准胝堂(醍醐寺)の歴史
貞観16年(874年)、聖宝理源大師が貞館寺から東の方を見ていると、五色の雲がたなびいているのが見え、その五色の雲に誘われ山頂に着き、谷間を見ると一人の老人が湧き水を飲んでいるのが見えました。大師は老人にこの地に寺院を建立したいと声をかけました。老人は「ここは諸仏、諸菩薩の雲集する地で、私は地主の横尾大明神である。この地を与え、末永く守護しよう。」と言い残し姿を消したそうです。この老人が飲んでいた水は現在も枯れることなく湧き続け醍醐水と呼ばれています。

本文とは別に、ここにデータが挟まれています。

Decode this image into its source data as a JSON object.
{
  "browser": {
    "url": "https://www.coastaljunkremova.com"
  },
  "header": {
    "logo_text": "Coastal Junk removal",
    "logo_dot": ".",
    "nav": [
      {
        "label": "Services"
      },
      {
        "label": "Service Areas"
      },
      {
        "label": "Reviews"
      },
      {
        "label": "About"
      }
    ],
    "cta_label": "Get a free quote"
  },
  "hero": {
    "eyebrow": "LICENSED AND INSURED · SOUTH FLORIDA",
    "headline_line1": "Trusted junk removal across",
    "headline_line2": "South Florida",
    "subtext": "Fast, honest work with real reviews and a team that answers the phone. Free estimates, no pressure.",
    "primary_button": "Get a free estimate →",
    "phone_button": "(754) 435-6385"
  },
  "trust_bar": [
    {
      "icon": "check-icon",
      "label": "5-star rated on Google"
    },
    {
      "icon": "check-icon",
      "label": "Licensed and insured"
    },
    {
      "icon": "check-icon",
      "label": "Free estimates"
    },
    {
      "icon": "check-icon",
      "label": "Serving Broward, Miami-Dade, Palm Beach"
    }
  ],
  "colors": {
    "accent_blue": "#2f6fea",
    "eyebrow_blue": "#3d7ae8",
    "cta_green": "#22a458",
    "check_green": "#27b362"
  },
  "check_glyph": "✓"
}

その後、大師は准胝・如意輪の両観世音菩薩を彫られ上醍醐に標しました。以来、醍醐天皇、穏子皇后の帰依で上醍醐に薬師堂を建立し薬師三尊を安置し、五大堂を建てて五大明王を奉られました。
さらに下醍醐に釈迦堂を建立し山上、山下に渡る大きな寺院計画が作られました。朱雀天皇、村上天皇に受け継がれ法華三味堂、五重大塔が建立されました。
平安時代末期には白河上皇の帰依と共に多くの堂宇が建立され、鎌倉時代になると真言宗事相の根本道場になりました。
平安時代から「花の醍醐」と呼ばれるほどの桜の名所で、慶長3年(1598年)の春、豊臣秀吉によって1300人が参加した「醍醐の花見」が行われたことは有名です。
平成6年(1994年)にはユネスコの世界文化遺産に登録されました。
残念ながら准胝堂は平成20年(2008年)8月24日落雷により焼失しました。